Peut-on être de « gauche » et antisocial ? — 5 commentaires

  1. je suis prêt à vivre pour 437 euros par mois, sous réserve qu’on diminue strictement la durées des mois à deux ou trois jours.

  2. Je reviens pour la fin de ton article .. j’ai relu récemment « la mémoire des vaincus » de Michel RAGON roman qui balaye l’histoire de l’anarchie (A lire !).
    L’anarchie a toujours été accompagnée de violences … d’ailleurs l’idée et le courant de pensée en lui même est « violent » dans le sens ou ça chamboule la conscience.

    Quel idéal ? quel modèle de société pour demain ?
    … je vois cette crise comme un hoquet de notre système .. un de plus … mais ce n’est pas la fin.
    Mais le changement est en route cela va commencer sans doute dans les prochaines années par un basculement du centre de gravité économique… car oui pour le moment on est toujours lié à l’économie.

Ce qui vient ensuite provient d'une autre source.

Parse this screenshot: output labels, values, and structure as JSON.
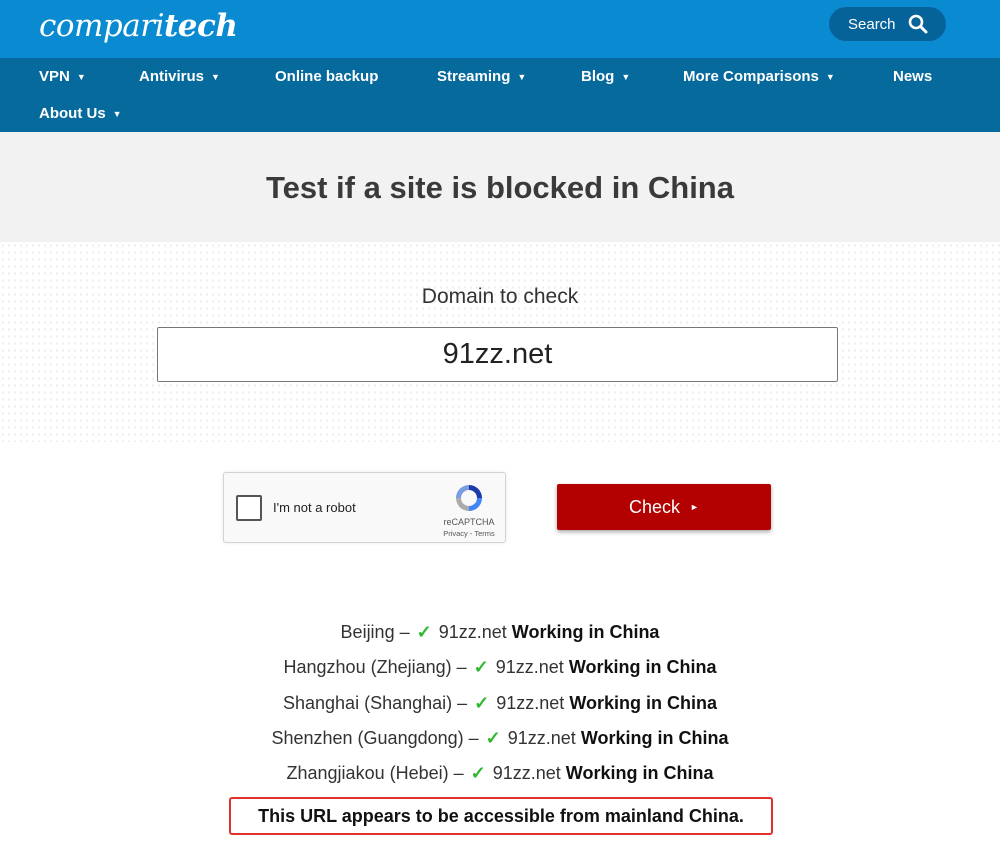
{
  "header": {
    "logo_light": "compari",
    "logo_bold": "tech",
    "search_label": "Search"
  },
  "nav": {
    "items": [
      {
        "label": "VPN",
        "has_dropdown": true
      },
      {
        "label": "Antivirus",
        "has_dropdown": true
      },
      {
        "label": "Online backup",
        "has_dropdown": false
      },
      {
        "label": "Streaming",
        "has_dropdown": true
      },
      {
        "label": "Blog",
        "has_dropdown": true
      },
      {
        "label": "More Comparisons",
        "has_dropdown": true
      },
      {
        "label": "News",
        "has_dropdown": false
      },
      {
        "label": "About Us",
        "has_dropdown": true
      }
    ],
    "caret": "▼"
  },
  "page": {
    "title": "Test if a site is blocked in China"
  },
  "form": {
    "label": "Domain to check",
    "domain_value": "91zz.net",
    "captcha_label": "I'm not a robot",
    "captcha_brand": "reCAPTCHA",
    "captcha_terms": "Privacy - Terms",
    "check_label": "Check",
    "check_arrow": "►"
  },
  "results": {
    "rows": [
      {
        "location": "Beijing",
        "domain": "91zz.net",
        "status": "Working in China"
      },
      {
        "location": "Hangzhou (Zhejiang)",
        "domain": "91zz.net",
        "status": "Working in China"
      },
      {
        "location": "Shanghai (Shanghai)",
        "domain": "91zz.net",
        "status": "Working in China"
      },
      {
        "location": "Shenzhen (Guangdong)",
        "domain": "91zz.net",
        "status": "Working in China"
      },
      {
        "location": "Zhangjiakou (Hebei)",
        "domain": "91zz.net",
        "status": "Working in China"
      }
    ],
    "separator": " – ",
    "check_glyph": "✓",
    "verdict": "This URL appears to be accessible from mainland China."
  },
  "colors": {
    "header_blue": "#0a8bd1",
    "nav_blue": "#076a9d",
    "check_red": "#b30000",
    "success_green": "#2eb82e",
    "verdict_border": "#e0302a"
  }
}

    Mais pour aller vers quoi ?

    je ne sais pas …

  3. Il y a l’écologie qui va nous obliger à repenser l’économie, la production et la consommation de masse, des mamelles parmis d’autre du capitalisme libérale, étant en complète contradiction avec l’écologie …..

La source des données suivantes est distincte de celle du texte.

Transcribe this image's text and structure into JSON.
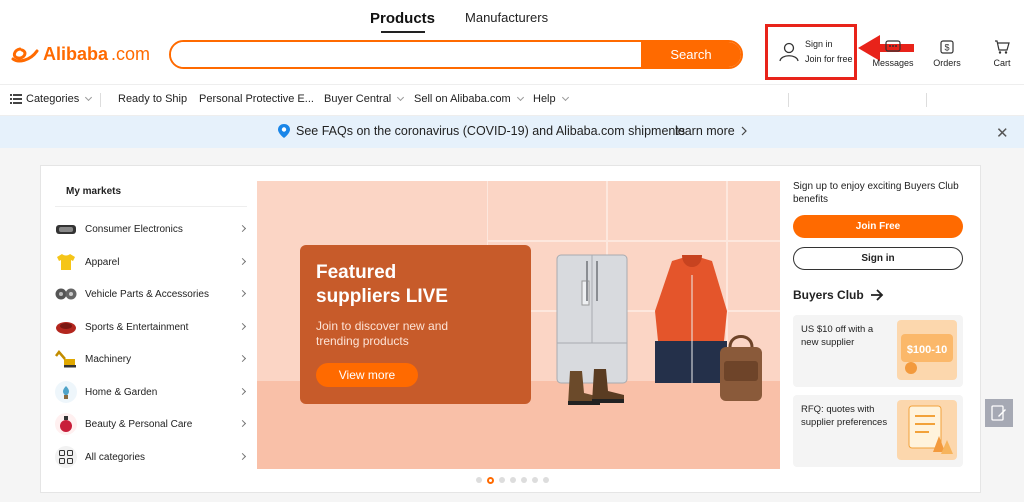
{
  "header": {
    "tabs": [
      {
        "label": "Products",
        "active": true
      },
      {
        "label": "Manufacturers",
        "active": false
      }
    ],
    "logo_text": "Alibaba",
    "logo_suffix": ".com",
    "search": {
      "value": "",
      "button": "Search"
    },
    "signin": {
      "line1": "Sign in",
      "line2": "Join for free"
    },
    "messages_label": "Messages",
    "orders_label": "Orders",
    "cart_label": "Cart"
  },
  "nav": {
    "categories_label": "Categories",
    "items": [
      {
        "label": "Ready to Ship"
      },
      {
        "label": "Personal Protective E..."
      },
      {
        "label": "Buyer Central"
      },
      {
        "label": "Sell on Alibaba.com"
      },
      {
        "label": "Help"
      }
    ]
  },
  "notice": {
    "message": "See FAQs on the coronavirus (COVID-19) and Alibaba.com shipments",
    "link": "learn more",
    "close": "✕"
  },
  "markets": {
    "title": "My markets",
    "items": [
      {
        "label": "Consumer Electronics",
        "icon": "electronics-icon"
      },
      {
        "label": "Apparel",
        "icon": "apparel-icon"
      },
      {
        "label": "Vehicle Parts & Accessories",
        "icon": "vehicle-parts-icon"
      },
      {
        "label": "Sports & Entertainment",
        "icon": "sports-icon"
      },
      {
        "label": "Machinery",
        "icon": "machinery-icon"
      },
      {
        "label": "Home & Garden",
        "icon": "home-garden-icon"
      },
      {
        "label": "Beauty & Personal Care",
        "icon": "beauty-icon"
      },
      {
        "label": "All categories",
        "icon": "all-categories-icon"
      }
    ]
  },
  "banner": {
    "title_line1": "Featured",
    "title_line2": "suppliers LIVE",
    "subtitle_line1": "Join to discover new and",
    "subtitle_line2": "trending products",
    "cta": "View more",
    "slide_count": 7,
    "active_slide": 2
  },
  "sidebar": {
    "promo": "Sign up to enjoy exciting Buyers Club benefits",
    "join_button": "Join Free",
    "signin_button": "Sign in",
    "club_title": "Buyers Club",
    "cards": [
      {
        "text": "US $10 off with a new supplier",
        "thumb_text": "$100-10"
      },
      {
        "text": "RFQ: quotes with supplier preferences"
      }
    ]
  },
  "colors": {
    "brand": "#ff6a00",
    "highlight": "#e8231a",
    "notice_bg": "#e6f1fb"
  }
}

  4. @zigzornif: il faut s’entendre sur le mot anarchie. Finalement, je me rends compte que ce mot exprime à titre personnel un forme de démocratie individuelle. On n’est loin du « ni fois ni loi » ou du « ni dieu ni maître ». Je serais plus dans un modèle où chaque individu est maître de ses actes et pensées. Maintenant, comme on ne peut gérer tout sur tout, on peu éventuellement déléguer une partie de ce pouvoir individuel à quelqu’un d’autre (c’est en ça que ça ressemble à la démocratie). La différence est que les actions menées grâce à cette délégation de pouvoir doivent être transparentes, et l’individu doit pouvoir récupérer sa part de pouvoir quand il veut. Désolé, réponse longue, il faudra que j’écrive un billet là dessus un jour…

    @dramelay: excellente idée ! Je vote pour !!!

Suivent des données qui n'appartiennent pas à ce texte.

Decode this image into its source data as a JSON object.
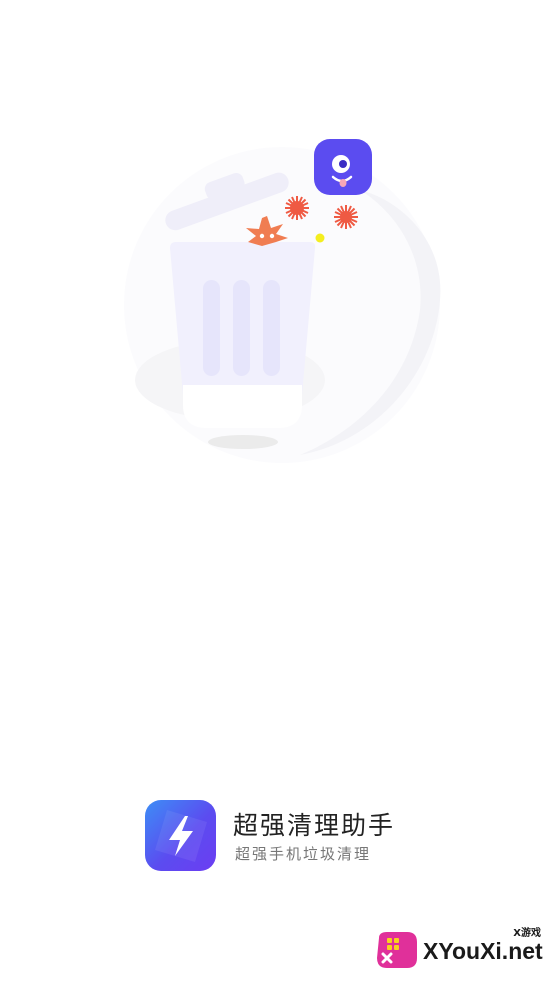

    @virginie: je suis beaucoup moins optimiste que doit. C’est le modèle économique (et financier) qui régit le monde. Et en terme d’écologie, ce modèle n’engendre aucune anticipation, aucune prospection. Toutes les actions qui résultent de notre modèle économique ne sont que des actions curatives, une fois qu’on a le « bec dans l’eau », une fois que le mal est fait ou que les ressources sont épuisées.